Although ergot seems the most likely, in the past many other theories (for the cause of the fits of hysteria) have been suggested. One such theory is that the afflicted girls' behavior was completely fraudulent. The girls might have been trying to gain popularity or trying to protect themselves from being punished if an adult heard they had been practicing black magic with Tituba. A major flaw to this theory (that the girls purposely had the fits of hysteria) is that there are many eyewitness accounts describing the extremity of the affliction, which would be hard to fake. Another suggested theory is that the magic practiced by Tituba made the girls hysterical and overexcited. This soon spread to the rest of the society, creating mass hysteria. This would mean that the girls developed hysteria simultaneously, which is very unlikely, and implausible. Both of these commonly suggested theories are inadequate, leaving ergot as the most probable cause.
Many lives may have been lost due to the physician's negligence. The physician that saw to Abigail Williams, Betty Parris, Betty Hubbard, and Ann Putnam Jr. made an incorrect diagnosis, and too quickly decided the fits were being caused by something spiritual. His mistake caused this huge crisis. Although other possibilities have been suggested, ergot poisoning seems the most likely. A recent scientific study shows that the conditions and symptoms of the fits of hysteria match up perfectly with those of ergotism (ergot poisoning). Although ergotism sparked the fits of hysteria, the problem spiraled due to subconscious fraud by the afflicted as to the nature of their hallucinations. For example, in Abigail Williams' fit (mentioned above), she, supposedly, is asked to take the devil's book.
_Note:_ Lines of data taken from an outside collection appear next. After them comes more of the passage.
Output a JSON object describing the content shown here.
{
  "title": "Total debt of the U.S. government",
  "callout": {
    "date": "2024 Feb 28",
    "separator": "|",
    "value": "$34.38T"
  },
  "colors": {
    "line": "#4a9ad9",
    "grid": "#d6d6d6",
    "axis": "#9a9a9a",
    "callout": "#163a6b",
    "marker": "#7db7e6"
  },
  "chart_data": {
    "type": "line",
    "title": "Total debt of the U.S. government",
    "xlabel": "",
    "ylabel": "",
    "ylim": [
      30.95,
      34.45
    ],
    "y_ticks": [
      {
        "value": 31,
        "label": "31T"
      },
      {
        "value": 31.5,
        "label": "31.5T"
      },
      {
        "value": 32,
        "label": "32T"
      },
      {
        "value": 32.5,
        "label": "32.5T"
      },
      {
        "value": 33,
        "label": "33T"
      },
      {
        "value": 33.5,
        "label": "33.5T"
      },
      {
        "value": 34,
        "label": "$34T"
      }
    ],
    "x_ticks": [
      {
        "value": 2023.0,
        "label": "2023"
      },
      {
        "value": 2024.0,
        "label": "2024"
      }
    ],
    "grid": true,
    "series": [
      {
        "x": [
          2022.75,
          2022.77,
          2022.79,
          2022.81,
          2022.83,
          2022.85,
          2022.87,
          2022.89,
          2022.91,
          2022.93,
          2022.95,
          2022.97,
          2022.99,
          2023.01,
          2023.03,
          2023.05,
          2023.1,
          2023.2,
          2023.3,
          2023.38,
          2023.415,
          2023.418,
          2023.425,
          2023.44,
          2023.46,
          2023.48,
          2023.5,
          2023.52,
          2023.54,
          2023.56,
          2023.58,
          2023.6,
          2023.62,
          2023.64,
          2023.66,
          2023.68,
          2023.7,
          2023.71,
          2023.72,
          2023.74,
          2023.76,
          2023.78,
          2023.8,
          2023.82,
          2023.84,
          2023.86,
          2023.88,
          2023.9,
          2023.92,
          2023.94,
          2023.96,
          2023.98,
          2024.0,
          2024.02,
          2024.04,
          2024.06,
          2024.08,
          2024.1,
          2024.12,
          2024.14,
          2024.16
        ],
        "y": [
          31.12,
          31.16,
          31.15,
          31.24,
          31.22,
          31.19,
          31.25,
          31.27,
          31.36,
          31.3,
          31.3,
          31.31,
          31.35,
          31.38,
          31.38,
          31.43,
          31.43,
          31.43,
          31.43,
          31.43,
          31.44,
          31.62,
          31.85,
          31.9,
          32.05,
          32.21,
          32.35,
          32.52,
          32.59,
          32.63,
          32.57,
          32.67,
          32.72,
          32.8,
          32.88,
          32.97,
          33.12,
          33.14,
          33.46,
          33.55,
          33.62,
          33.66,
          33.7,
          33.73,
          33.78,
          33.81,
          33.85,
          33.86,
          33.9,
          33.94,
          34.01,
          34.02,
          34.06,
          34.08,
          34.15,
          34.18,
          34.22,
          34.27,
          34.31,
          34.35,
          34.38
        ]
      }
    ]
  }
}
This is probably not what her hallucination would have been about, had there not been so much talk of witchcraft and possession by the devil around her. There was also fraud as to who was accused by the afflicted. For example, the first three people to be accused of witchcraft were thought of as outcasts from society. Sarah Good's neighbors had previously accused her of witchcraft and she was a beggar, Sarah Osborne was involved in a legal battle with the family of one of the afflicted, and Tituba was linked to the Indian Wars, as she was Native American. Neither Sarah Good nor Sarah Osborne regularly attended church. The Salem Witch Trials started due to ergot poisoning, but once the trials started, the afflicted took it out of control, subconsciously building on what was happening to make it believable that witchcraft was the cause. Without much further study, it cannot be determined with certainty whether ergot poisoning caused the fits, or not. It seems extremely likely that ergot poisoning triggered the fits of hysteria, but chances are, the cause will never be known for sure.